The Tigers have been around .500 this late and later in recent years. They were 25-30 after 55 games in 2012 with a minus-16 run differential and a six-game division deficit, stuck in third place, and didn’t get over .500 for good until July 7. They were three games over .500 with a minus-7 run differential and a five-game gap in 2011. The 2012 team started playing consistent baseball from July on, while the 2011 team turned it on in September with a 12-game winning streak fueled in part from a rotation that turned it on down the stretch following Doug Fister’s arrival.
This year’s rotation has to stabilize, not just for the team’s sake but for the bullpen. Getting Verlander back in even decent form would help, taking up innings, but Detroit needs Shane Greene and Anibal Sanchez to turn it around (Sanchez has shown signs). The Tigers desperately need a healthy Victor Martinez in the middle of the lineup.
In the meantime, they have to survive. It’s not do-or-die yet, but the losing streak has to stop.
What went right: Miguel Cabrera hit, and Al Alburquerque continues to get his pitching in order, albeit in lower-leverage situations. That might be about it.
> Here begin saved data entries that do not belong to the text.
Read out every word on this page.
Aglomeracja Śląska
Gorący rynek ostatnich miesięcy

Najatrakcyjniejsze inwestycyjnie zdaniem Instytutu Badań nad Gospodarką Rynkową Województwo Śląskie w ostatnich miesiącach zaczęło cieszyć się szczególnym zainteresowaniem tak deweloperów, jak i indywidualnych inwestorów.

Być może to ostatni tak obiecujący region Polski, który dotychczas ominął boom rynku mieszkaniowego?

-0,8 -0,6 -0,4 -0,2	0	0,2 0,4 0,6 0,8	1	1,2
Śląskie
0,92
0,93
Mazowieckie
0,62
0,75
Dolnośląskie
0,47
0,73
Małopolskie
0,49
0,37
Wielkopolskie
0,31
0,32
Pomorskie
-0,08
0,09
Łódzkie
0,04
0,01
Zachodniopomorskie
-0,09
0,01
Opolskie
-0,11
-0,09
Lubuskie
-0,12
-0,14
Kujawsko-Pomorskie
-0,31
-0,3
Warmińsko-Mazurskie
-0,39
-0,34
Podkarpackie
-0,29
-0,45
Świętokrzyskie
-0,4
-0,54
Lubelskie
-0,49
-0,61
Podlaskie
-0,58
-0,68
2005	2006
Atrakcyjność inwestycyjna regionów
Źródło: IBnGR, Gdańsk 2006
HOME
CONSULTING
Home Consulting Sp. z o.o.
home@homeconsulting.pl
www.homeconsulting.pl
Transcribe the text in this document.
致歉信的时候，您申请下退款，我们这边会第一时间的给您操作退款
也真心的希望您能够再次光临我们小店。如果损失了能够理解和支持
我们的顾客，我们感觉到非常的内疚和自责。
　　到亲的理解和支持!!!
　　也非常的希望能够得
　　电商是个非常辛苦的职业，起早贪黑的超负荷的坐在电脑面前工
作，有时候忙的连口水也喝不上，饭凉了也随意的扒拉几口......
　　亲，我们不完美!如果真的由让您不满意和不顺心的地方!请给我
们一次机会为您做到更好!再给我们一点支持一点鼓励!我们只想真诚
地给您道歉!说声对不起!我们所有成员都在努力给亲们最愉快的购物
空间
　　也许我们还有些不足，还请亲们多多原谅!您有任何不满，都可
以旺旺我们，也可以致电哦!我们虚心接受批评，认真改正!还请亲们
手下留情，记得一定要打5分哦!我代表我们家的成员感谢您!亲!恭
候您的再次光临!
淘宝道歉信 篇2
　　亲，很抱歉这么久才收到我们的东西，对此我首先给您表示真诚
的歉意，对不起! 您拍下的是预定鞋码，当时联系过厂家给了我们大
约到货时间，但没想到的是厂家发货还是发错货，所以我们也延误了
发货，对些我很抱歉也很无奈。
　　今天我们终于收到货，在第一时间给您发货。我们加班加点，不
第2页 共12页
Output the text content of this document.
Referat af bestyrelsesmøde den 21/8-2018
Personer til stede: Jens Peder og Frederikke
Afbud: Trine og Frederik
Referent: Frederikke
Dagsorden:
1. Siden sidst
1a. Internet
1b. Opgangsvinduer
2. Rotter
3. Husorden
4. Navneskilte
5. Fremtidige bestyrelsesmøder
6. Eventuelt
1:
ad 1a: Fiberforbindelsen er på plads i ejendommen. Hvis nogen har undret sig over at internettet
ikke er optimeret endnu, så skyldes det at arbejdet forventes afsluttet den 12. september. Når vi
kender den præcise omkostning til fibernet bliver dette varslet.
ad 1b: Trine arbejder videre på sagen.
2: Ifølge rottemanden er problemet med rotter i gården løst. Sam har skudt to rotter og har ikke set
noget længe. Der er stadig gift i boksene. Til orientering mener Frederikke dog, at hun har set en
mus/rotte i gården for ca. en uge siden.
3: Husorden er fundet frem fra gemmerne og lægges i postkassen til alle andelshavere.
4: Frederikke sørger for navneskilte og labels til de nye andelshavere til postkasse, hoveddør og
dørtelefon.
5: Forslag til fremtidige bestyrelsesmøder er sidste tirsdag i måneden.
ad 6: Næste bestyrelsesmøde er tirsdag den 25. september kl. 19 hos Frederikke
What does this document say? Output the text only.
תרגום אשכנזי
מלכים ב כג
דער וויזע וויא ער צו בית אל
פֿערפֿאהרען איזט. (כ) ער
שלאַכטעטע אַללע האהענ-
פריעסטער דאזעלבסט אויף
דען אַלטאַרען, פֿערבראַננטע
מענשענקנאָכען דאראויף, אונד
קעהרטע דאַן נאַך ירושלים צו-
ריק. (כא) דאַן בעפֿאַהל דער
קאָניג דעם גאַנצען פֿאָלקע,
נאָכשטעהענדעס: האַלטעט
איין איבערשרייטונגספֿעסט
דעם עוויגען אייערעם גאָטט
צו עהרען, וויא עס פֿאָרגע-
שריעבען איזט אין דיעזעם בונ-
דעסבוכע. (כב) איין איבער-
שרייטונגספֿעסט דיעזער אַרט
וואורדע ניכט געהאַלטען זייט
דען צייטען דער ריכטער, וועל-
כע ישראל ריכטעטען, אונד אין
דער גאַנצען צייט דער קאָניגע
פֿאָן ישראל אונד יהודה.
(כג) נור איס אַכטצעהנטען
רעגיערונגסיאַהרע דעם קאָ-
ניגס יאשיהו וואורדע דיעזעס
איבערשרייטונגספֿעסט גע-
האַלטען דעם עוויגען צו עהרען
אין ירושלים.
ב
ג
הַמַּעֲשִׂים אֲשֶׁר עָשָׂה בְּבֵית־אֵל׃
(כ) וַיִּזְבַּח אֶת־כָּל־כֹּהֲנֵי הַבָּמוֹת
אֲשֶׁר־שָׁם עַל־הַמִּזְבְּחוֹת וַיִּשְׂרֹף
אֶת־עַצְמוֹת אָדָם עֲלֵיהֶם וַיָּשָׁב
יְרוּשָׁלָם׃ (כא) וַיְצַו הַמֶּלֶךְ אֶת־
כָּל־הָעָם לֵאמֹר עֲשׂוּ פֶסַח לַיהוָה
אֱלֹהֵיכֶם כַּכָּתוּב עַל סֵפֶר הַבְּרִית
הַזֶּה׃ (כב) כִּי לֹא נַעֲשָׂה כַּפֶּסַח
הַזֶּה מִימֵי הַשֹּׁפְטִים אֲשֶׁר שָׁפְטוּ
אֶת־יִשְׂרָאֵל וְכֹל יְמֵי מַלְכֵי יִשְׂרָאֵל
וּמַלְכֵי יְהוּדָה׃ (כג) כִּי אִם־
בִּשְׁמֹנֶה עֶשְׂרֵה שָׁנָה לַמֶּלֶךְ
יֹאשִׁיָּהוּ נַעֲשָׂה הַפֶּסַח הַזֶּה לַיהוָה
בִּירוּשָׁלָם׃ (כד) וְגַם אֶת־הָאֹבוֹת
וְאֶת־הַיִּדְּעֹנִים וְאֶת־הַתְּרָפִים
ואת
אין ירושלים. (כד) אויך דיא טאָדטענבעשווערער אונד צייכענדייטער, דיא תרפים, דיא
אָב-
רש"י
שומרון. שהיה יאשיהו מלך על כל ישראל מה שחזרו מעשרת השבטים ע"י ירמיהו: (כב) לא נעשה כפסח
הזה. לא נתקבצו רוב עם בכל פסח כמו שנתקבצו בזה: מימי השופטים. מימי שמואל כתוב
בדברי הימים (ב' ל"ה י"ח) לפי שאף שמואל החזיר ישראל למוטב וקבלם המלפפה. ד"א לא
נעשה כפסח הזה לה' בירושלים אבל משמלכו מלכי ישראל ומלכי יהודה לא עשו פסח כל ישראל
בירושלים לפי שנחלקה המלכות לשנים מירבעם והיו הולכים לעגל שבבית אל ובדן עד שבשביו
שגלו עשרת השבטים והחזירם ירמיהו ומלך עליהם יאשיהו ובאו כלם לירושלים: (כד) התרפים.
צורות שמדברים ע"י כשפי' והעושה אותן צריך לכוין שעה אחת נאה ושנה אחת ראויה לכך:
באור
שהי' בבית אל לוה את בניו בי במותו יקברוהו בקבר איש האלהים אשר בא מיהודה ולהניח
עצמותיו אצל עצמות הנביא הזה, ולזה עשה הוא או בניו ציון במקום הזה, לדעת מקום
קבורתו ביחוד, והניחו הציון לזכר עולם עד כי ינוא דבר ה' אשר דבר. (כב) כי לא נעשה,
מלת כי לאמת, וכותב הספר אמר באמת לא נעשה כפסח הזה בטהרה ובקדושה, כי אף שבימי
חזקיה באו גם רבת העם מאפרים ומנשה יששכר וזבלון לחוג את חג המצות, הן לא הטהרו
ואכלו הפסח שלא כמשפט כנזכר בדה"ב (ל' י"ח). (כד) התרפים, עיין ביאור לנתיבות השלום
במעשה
What went wrong: Sanchez and Greene continued to struggle, albeit in different ways from their last starts. The lineup, aside from Cabrera, continued to struggle until the final inning of the series. Angel Nesbitt appeared to be shaken up by a Ben Zobrist grand slam in the opener, then tried to make the perfect pitch the next night and couldn’t. Ian Kinsler’s series, until his final at-bat, might have been his worst three-game stretch as a Tiger.
Takeaway: The Tigers came home with a bitter taste in their mouths, rested with an off-day, then came out looking flat. That doesn’t mean they were flat, but it wasn’t a good look.
Snapshot moment: What else could it be? The look on the young fan’s face upon catching the grand slam Tuesday night, then realizing it was a go-ahead grand slam for the A’s.